Das soll nun im Zuge der US-Präsidentenwahl nicht noch einmal passieren, zumindest wenn es nach den grossen amerikanischen Geldhäusern geht. J.P. Morgan, Goldman Sachs und Co. bereiten sich seit Tagen akribisch auf mögliche Finanzmarktturbulenzen vor. Die letzten Umfragen sahen zwar die demokratische Bewerberin Hillary Clinton knapp vorne. Aber auch ein Sieg ihres republikanischen Rivalen Donald Trump ist nicht ausgeschlossen. Er gilt wegen seiner Unberechenbarkeit als "Börsenschreck".

Kursausschläge von bis zu 5 Prozent möglich

Händler gehen davon aus, dass es am Mittwoch an den US-Aktienmärkten zu Kursausschlägen von 2 Prozent nach oben oder unten kommen könnte. Im Falle eines Siegs von Trump halten die Experten von Citigroup sogar einen Kurssturz des S&P 500 von 3 bis 5 Prozent für möglich.
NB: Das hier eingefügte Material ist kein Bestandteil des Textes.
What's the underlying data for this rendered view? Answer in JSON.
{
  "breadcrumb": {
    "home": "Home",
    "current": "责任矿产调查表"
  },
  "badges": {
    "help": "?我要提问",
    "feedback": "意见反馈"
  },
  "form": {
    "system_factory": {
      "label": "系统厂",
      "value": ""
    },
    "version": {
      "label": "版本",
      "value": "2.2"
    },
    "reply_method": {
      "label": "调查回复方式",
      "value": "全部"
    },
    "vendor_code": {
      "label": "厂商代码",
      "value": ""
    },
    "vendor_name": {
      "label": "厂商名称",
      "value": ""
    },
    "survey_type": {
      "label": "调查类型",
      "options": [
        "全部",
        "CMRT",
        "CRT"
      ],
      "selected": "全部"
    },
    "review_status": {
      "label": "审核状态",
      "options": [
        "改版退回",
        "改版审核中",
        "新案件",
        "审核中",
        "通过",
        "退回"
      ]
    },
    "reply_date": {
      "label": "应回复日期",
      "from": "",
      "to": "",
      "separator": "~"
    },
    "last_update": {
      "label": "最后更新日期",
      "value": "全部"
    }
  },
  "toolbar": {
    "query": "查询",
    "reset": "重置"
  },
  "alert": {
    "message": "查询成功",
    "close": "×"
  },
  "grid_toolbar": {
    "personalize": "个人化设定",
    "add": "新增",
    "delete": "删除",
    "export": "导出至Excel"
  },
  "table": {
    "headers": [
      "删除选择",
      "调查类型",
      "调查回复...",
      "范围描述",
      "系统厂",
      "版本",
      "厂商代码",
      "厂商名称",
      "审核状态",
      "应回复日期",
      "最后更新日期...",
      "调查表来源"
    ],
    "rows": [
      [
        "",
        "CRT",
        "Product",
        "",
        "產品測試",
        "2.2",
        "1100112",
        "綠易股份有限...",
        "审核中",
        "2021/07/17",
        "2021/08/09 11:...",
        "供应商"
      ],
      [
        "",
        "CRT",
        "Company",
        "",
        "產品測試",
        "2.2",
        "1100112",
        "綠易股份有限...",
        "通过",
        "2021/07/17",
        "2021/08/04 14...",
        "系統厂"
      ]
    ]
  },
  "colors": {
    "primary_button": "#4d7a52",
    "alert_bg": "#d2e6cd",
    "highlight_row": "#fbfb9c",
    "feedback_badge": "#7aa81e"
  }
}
Die US-Investmentbank Morgan Stanley baut vor: Hier sollen Händler sogenannte Stop-Loss-Order prüfen, wenn es zu besonders starken Kursausschlägen kommt, wie aus einem internen Papier der Bank hervorgeht. Dabei handelt es sich um automatisierte Handelsaufträge, bei denen Aktienpositionen verkauft werden, sobald ein bestimmtes Kursniveau erreicht wird. J.P. Morgan hält nach Auskunft eines Sprechers in der Wahlnacht in New York zusätzliche Händler bereit. Sie sollen die Teams in Asien unterstützen, sollten die Handelsvolumina in die Höhe schiessen. Ähnliche Pläne gibt es bei der Citigroup und der britischen Grossbank HSBC, die einen besonders starken Fokus auf Asien hat.

Auch Beratungen mit grossen Kunden unmittelbar nach der Wahl sind bei einigen Häusern geplant. Unter anderem Bank of America und Wells Fargo haben Telefonkonferenzen mit Managern der Vermögensverwaltung angesetzt.
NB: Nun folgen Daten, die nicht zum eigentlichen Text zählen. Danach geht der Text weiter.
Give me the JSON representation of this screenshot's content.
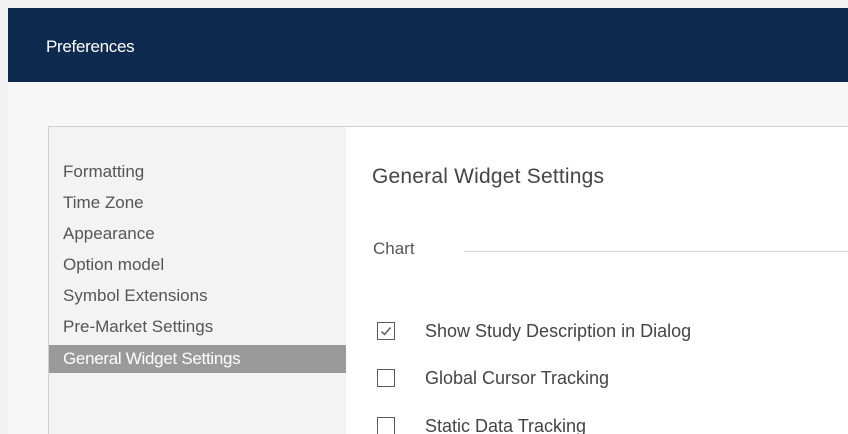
{
  "dialog": {
    "title": "Preferences"
  },
  "sidebar": {
    "items": [
      {
        "label": "Formatting",
        "active": false
      },
      {
        "label": "Time Zone",
        "active": false
      },
      {
        "label": "Appearance",
        "active": false
      },
      {
        "label": "Option model",
        "active": false
      },
      {
        "label": "Symbol Extensions",
        "active": false
      },
      {
        "label": "Pre-Market Settings",
        "active": false
      },
      {
        "label": "General Widget Settings",
        "active": true
      }
    ]
  },
  "content": {
    "heading": "General Widget Settings",
    "group_label": "Chart",
    "options": [
      {
        "label": "Show Study Description in Dialog",
        "checked": true
      },
      {
        "label": "Global Cursor Tracking",
        "checked": false
      },
      {
        "label": "Static Data Tracking",
        "checked": false
      }
    ]
  },
  "colors": {
    "titlebar": "#0e2a4f",
    "active_item": "#9a9a9a"
  }
}
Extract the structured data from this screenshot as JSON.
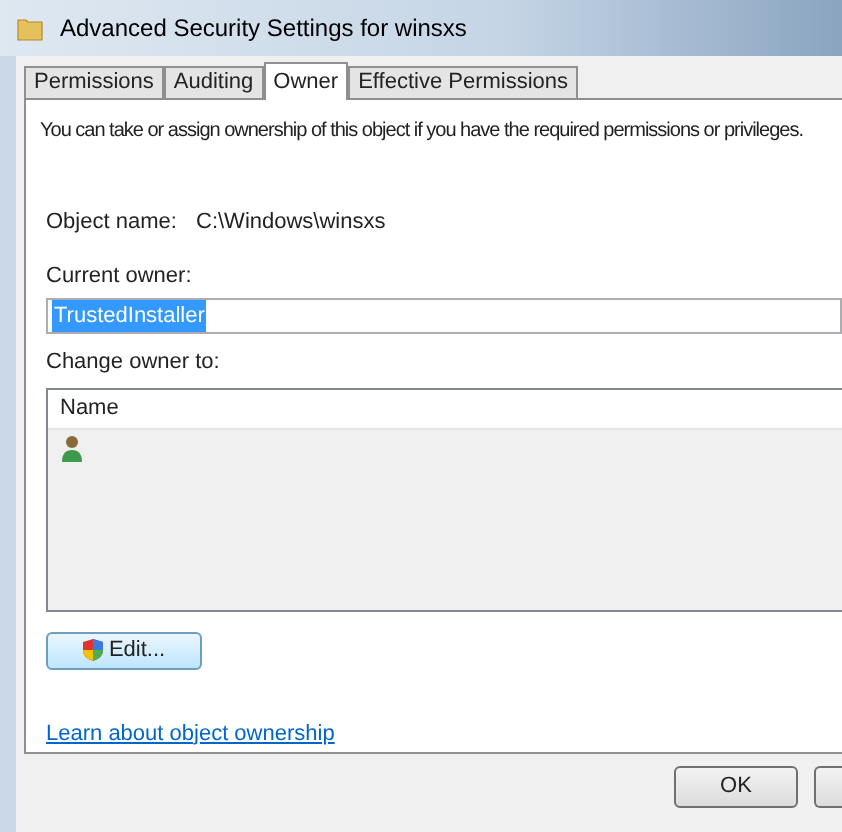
{
  "window": {
    "title": "Advanced Security Settings for winsxs"
  },
  "tabs": [
    {
      "label": "Permissions",
      "selected": false
    },
    {
      "label": "Auditing",
      "selected": false
    },
    {
      "label": "Owner",
      "selected": true
    },
    {
      "label": "Effective Permissions",
      "selected": false
    }
  ],
  "intro": "You can take or assign ownership of this object if you have the required permissions or privileges.",
  "object_name": {
    "label": "Object name:",
    "value": "C:\\Windows\\winsxs"
  },
  "current_owner": {
    "label": "Current owner:",
    "value": "TrustedInstaller"
  },
  "change_owner": {
    "label": "Change owner to:",
    "columns": [
      "Name"
    ],
    "rows": [
      {
        "kind": "user"
      }
    ]
  },
  "edit_button": "Edit...",
  "link": "Learn about object ownership",
  "buttons": [
    "OK"
  ]
}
Erinnerungen an die Finanzkrise

Nach Einschätzung des Brokerhauses Nomura bringt die US-Wahl so viel Unsicherheit für die Märkte mit sich, wie es sie seit der Finanzkrise nicht mehr gegeben hat. Die Experten gehen davon aus, dass die Aktienmärkte in Asien bei einem Sieg Trumps sogar um mehr als 6 Prozent einbrechen könnten. Der Ausgang der US-Wahl gilt in der gesamten Region als viel entscheidender als das Brexit-Votum, das vor allem Europa tangiert.
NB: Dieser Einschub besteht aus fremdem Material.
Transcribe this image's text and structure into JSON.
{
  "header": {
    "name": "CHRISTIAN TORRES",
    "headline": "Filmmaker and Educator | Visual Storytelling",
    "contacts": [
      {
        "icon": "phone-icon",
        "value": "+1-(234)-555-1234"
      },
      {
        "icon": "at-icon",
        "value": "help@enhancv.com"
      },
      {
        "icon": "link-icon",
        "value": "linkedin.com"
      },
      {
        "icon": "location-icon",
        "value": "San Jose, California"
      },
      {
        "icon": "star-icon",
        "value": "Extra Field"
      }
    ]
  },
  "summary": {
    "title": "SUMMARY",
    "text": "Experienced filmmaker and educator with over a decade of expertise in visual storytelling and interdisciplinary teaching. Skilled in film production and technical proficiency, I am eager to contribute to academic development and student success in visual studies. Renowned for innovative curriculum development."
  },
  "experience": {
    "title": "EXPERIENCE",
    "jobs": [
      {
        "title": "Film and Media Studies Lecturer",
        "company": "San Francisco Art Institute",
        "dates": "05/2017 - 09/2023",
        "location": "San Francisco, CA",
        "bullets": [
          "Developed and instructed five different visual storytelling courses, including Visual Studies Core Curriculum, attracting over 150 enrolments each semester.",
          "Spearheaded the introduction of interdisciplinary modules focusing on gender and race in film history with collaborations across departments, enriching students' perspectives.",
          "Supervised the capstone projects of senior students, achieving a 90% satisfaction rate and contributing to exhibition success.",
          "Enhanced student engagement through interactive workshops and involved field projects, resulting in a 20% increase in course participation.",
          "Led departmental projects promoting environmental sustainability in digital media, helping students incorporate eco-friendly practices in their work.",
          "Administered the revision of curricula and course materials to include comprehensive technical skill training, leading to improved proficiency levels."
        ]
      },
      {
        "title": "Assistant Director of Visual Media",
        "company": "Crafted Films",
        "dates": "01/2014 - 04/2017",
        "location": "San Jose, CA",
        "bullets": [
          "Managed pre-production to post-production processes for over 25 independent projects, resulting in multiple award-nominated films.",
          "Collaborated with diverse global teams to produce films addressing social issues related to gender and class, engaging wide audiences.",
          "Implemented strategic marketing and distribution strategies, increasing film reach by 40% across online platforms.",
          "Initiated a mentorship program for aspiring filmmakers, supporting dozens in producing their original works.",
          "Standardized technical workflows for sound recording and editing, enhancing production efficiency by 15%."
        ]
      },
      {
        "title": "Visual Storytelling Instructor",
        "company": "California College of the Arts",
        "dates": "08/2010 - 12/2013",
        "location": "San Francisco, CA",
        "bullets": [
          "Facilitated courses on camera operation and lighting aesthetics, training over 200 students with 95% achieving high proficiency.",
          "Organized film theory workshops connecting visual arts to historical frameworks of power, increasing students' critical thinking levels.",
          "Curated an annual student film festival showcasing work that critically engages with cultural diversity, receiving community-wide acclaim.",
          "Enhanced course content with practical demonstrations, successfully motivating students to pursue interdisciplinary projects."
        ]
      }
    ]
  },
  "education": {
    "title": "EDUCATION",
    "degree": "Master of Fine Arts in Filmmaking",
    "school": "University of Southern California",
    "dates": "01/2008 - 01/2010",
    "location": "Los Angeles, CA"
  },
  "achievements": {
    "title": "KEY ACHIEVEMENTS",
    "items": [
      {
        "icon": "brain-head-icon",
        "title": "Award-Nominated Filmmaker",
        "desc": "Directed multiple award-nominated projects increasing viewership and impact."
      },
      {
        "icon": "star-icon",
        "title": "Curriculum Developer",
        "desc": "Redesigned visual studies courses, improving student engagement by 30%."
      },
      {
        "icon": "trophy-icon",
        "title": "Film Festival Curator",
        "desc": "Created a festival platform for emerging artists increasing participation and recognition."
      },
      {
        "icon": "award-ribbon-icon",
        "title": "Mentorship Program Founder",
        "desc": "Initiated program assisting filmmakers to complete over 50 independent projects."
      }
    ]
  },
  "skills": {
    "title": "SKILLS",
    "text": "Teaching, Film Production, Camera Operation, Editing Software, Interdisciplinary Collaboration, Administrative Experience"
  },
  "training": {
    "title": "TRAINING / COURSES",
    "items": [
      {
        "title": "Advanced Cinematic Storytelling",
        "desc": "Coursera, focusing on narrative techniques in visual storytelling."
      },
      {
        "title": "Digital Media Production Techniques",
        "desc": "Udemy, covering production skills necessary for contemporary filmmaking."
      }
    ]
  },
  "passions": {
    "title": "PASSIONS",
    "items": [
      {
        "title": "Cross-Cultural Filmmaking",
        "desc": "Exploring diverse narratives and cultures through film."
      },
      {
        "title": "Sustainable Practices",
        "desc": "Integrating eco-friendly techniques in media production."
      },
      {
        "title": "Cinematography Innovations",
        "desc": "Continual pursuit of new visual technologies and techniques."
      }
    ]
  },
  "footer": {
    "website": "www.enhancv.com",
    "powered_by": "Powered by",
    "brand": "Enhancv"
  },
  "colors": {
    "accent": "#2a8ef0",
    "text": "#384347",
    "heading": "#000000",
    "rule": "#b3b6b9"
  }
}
Trotz dieser Aussichten sind die deutschen Grossbanken nicht im Krisenmodus. Die Deutsche Bank und die Unicredit-Tochter HVB haben keine besonderen Notfallpläne ausgearbeitet. Die Deutsche Börse sieht sich gut gerüstet, sollte es wie damals beim Brexit wieder zu grossen Kursausschlägen und einer massiven Auslastung der Systeme kommen. So gibt es im Xetra-Handel die sogenannte Volatilitätsunterbrechung: Hier wird bei besonders starken Ausschlägen in eine mindestens zweiminütige Auktion gewechselt, um den Handel zu entschleunigen. Darüber hinausgehende Schritte sind nach offiziellem Bekunden nicht geplant. Das wiederum deckt sich mit dem, was auch von den US-Börsenbetreibern verlautete.